The Chemical Synthesis Laboratory (Wilcox 130) is fully equipped for making and characterizing nanocrystals starting from air-sensitive precursors. This includes an environment-controlled glove box with an in-built refrigerator, a Malvern Dynamic Light Scattering system, 5 Schlenk lines, two large fume hood, centrifuges, ultra-sensitive balance, ovens, refrigerator, all necessary glassware and storage cabinets for solvents, acids, reagents and gas cylinders.

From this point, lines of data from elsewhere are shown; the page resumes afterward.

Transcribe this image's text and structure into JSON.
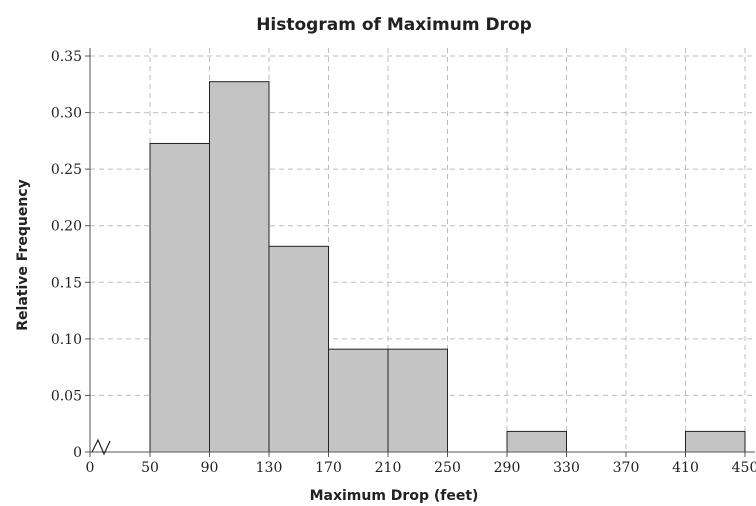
{
  "chart_data": {
    "type": "bar",
    "title": "Histogram of Maximum Drop",
    "xlabel": "Maximum Drop (feet)",
    "ylabel": "Relative Frequency",
    "bins": [
      {
        "start": 50,
        "end": 90,
        "value": 0.2727
      },
      {
        "start": 90,
        "end": 130,
        "value": 0.3273
      },
      {
        "start": 130,
        "end": 170,
        "value": 0.1818
      },
      {
        "start": 170,
        "end": 210,
        "value": 0.0909
      },
      {
        "start": 210,
        "end": 250,
        "value": 0.0909
      },
      {
        "start": 250,
        "end": 290,
        "value": 0
      },
      {
        "start": 290,
        "end": 330,
        "value": 0.0182
      },
      {
        "start": 330,
        "end": 370,
        "value": 0
      },
      {
        "start": 370,
        "end": 410,
        "value": 0
      },
      {
        "start": 410,
        "end": 450,
        "value": 0.0182
      }
    ],
    "x_ticks": [
      0,
      50,
      90,
      130,
      170,
      210,
      250,
      290,
      330,
      370,
      410,
      450
    ],
    "x_tick_labels": [
      "0",
      "50",
      "90",
      "130",
      "170",
      "210",
      "250",
      "290",
      "330",
      "370",
      "410",
      "450"
    ],
    "y_ticks": [
      0,
      0.05,
      0.1,
      0.15,
      0.2,
      0.25,
      0.3,
      0.35
    ],
    "y_tick_labels": [
      "0",
      "0.05",
      "0.10",
      "0.15",
      "0.20",
      "0.25",
      "0.30",
      "0.35"
    ],
    "ylim": [
      0,
      0.35
    ],
    "x_axis_break": true,
    "grid": true,
    "bar_color": "#c4c4c4",
    "edge_color": "#222222"
  }
}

The Thin Film Laboratory (Wilcox 132 and Roberts 219) houses:

  • A computer-controlled UHV ion-beam deposition system that is used to prepare high quality thin film heterostructures. It is equipped with a Kauffman-type source (2.5 cm), four independent targets, a heater block capable of achieving substrate temperatures of 1000 _C, an oscillating crystal thickness monitor, a residual gas analyzer for process monitoring, mass-flow controllers capable of independently handling three different gases for reactive sputtering, and a linear feed-through shutter with motorized control for making wedge-shaped samples. The library of targets for sputtering includes a wide range of magnetic/noble metals and alloys.
  • A magnetron sputtering system, featuring RF and DC power supplies, three 1" sources and substrate heating to 1000_C is also available. The system is dedicated largely for the synthesis of thin oxide films.
  • A vacuum evaporator
  • A spin-coater for sol-gel synthesis of thin films, and two furnaces (box and tube, rated to 1100_C) for annealing under controlled environments.

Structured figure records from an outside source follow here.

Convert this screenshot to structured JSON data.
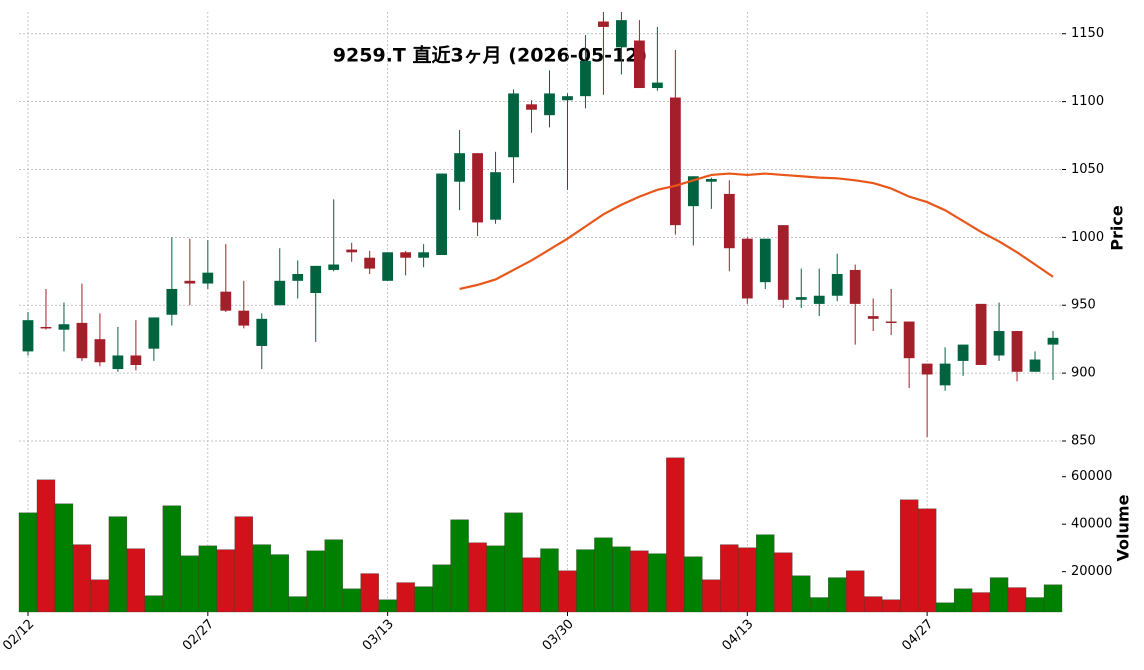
{
  "chart_data": {
    "type": "candlestick",
    "title": "9259.T 直近3ヶ月 (2026-05-12)",
    "categories": [
      "02/12",
      null,
      null,
      null,
      null,
      null,
      null,
      null,
      null,
      null,
      "02/27",
      null,
      null,
      null,
      null,
      null,
      null,
      null,
      null,
      null,
      "03/13",
      null,
      null,
      null,
      null,
      null,
      null,
      null,
      null,
      null,
      "03/30",
      null,
      null,
      null,
      null,
      null,
      null,
      null,
      null,
      null,
      "04/13",
      null,
      null,
      null,
      null,
      null,
      null,
      null,
      null,
      null,
      "04/27",
      null,
      null,
      null,
      null,
      null,
      null,
      null
    ],
    "open": [
      916,
      934,
      932,
      937,
      925,
      903,
      913,
      918,
      943,
      968,
      966,
      960,
      946,
      920,
      950,
      968,
      959,
      976,
      991,
      985,
      968,
      989,
      985,
      987,
      1041,
      1062,
      1013,
      1059,
      1098,
      1090,
      1101,
      1104,
      1159,
      1140,
      1145,
      1110,
      1103,
      1023,
      1041,
      1032,
      999,
      967,
      1009,
      954,
      951,
      957,
      976,
      942,
      938,
      938,
      907,
      891,
      909,
      951,
      913,
      931,
      901,
      921
    ],
    "high": [
      945,
      962,
      952,
      966,
      944,
      934,
      939,
      941,
      1000,
      999,
      998,
      995,
      968,
      944,
      992,
      983,
      979,
      1028,
      996,
      990,
      989,
      990,
      995,
      1047,
      1079,
      1062,
      1063,
      1109,
      1101,
      1123,
      1106,
      1149,
      1166,
      1166,
      1160,
      1155,
      1138,
      1045,
      1044,
      1042,
      1000,
      999,
      1009,
      977,
      977,
      988,
      980,
      955,
      962,
      938,
      907,
      919,
      921,
      951,
      952,
      931,
      916,
      931
    ],
    "low": [
      913,
      932,
      916,
      909,
      905,
      901,
      902,
      909,
      935,
      950,
      962,
      945,
      933,
      903,
      950,
      955,
      923,
      975,
      982,
      973,
      968,
      972,
      978,
      987,
      1020,
      1001,
      1010,
      1040,
      1077,
      1081,
      1035,
      1095,
      1105,
      1120,
      1110,
      1108,
      1002,
      994,
      1021,
      975,
      951,
      962,
      948,
      948,
      942,
      953,
      921,
      931,
      928,
      889,
      853,
      887,
      898,
      906,
      909,
      894,
      901,
      895
    ],
    "close": [
      939,
      933,
      936,
      911,
      908,
      913,
      906,
      941,
      962,
      966,
      974,
      946,
      935,
      940,
      968,
      973,
      979,
      980,
      989,
      977,
      989,
      985,
      989,
      1047,
      1062,
      1011,
      1048,
      1106,
      1094,
      1106,
      1104,
      1130,
      1155,
      1160,
      1110,
      1114,
      1009,
      1045,
      1043,
      992,
      955,
      999,
      954,
      956,
      957,
      973,
      951,
      940,
      937,
      911,
      899,
      907,
      921,
      906,
      931,
      901,
      910,
      926
    ],
    "up_color": "#006340",
    "down_color": "#a31f2a",
    "ylim": [
      850,
      1166
    ],
    "yticks": [
      850,
      900,
      950,
      1000,
      1050,
      1100,
      1150
    ],
    "ylabel": "Price",
    "grid": true,
    "moving_average": {
      "color": "#e8561a",
      "values": [
        null,
        null,
        null,
        null,
        null,
        null,
        null,
        null,
        null,
        null,
        null,
        null,
        null,
        null,
        null,
        null,
        null,
        null,
        null,
        null,
        null,
        null,
        null,
        null,
        962,
        965,
        969,
        976,
        983,
        991,
        999,
        1008,
        1017,
        1024,
        1030,
        1035,
        1038,
        1042,
        1046,
        1047,
        1046,
        1047,
        1046,
        1045,
        1044,
        1043.5,
        1042,
        1040,
        1036,
        1030,
        1026,
        1020,
        1012,
        1004,
        997,
        989,
        980,
        971
      ]
    },
    "volume": {
      "ylabel": "Volume",
      "ylim": [
        3000,
        70000
      ],
      "yticks": [
        20000,
        40000,
        60000
      ],
      "values": [
        44800,
        58700,
        48600,
        31400,
        16600,
        43200,
        29700,
        9900,
        47800,
        26700,
        30900,
        29300,
        43200,
        31400,
        27200,
        9500,
        28800,
        33500,
        12800,
        19200,
        8200,
        15400,
        13700,
        22900,
        41900,
        32200,
        30900,
        44800,
        25900,
        29700,
        20400,
        29300,
        34300,
        30500,
        28800,
        27600,
        68000,
        26300,
        16600,
        31400,
        30100,
        35600,
        28000,
        18300,
        9100,
        17500,
        20400,
        9500,
        8200,
        50300,
        46500,
        6900,
        12800,
        11200,
        17500,
        13300,
        9100,
        14500
      ],
      "colors": [
        "#008000",
        "#d3111a",
        "#008000",
        "#d3111a",
        "#d3111a",
        "#008000",
        "#d3111a",
        "#008000",
        "#008000",
        "#008000",
        "#008000",
        "#d3111a",
        "#d3111a",
        "#008000",
        "#008000",
        "#008000",
        "#008000",
        "#008000",
        "#008000",
        "#d3111a",
        "#008000",
        "#d3111a",
        "#008000",
        "#008000",
        "#008000",
        "#d3111a",
        "#008000",
        "#008000",
        "#d3111a",
        "#008000",
        "#d3111a",
        "#008000",
        "#008000",
        "#008000",
        "#d3111a",
        "#008000",
        "#d3111a",
        "#008000",
        "#d3111a",
        "#d3111a",
        "#d3111a",
        "#008000",
        "#d3111a",
        "#008000",
        "#008000",
        "#008000",
        "#d3111a",
        "#d3111a",
        "#d3111a",
        "#d3111a",
        "#d3111a",
        "#008000",
        "#008000",
        "#d3111a",
        "#008000",
        "#d3111a",
        "#008000",
        "#008000"
      ]
    }
  }
}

The Structural Characterization & Imaging Laboratory contains:

  • A 12 kW Rigaku rotating anode x-ray generator with a powder theta - 2theta diffractometer and a second double crystal diffractometer for thin film analysis.
  • For Surface Characterization, an atomic force microscope purchased from Asylum Research, Inc., has been installed. This particular model can perform not only atomic force microscopy (AFM) and magnetic force microscopy scans, but also conductive AFM measurements with a sensitivity ranging from hundreds of femtoamps to one microamp are also possible. Imaging has a maximum resolution of 25 megapixels.
  • In addition, we have acquired and installed a Philips 420 TEM/STEM with EDXS capabilities for routine electron microscopy, diffraction and microanalysis.
Computing Resources in our group include a dedicated workstation for micromagnetic modeling, 8 personal computers and site licenses for a variety of physical, materials science, numerical and mathematical software.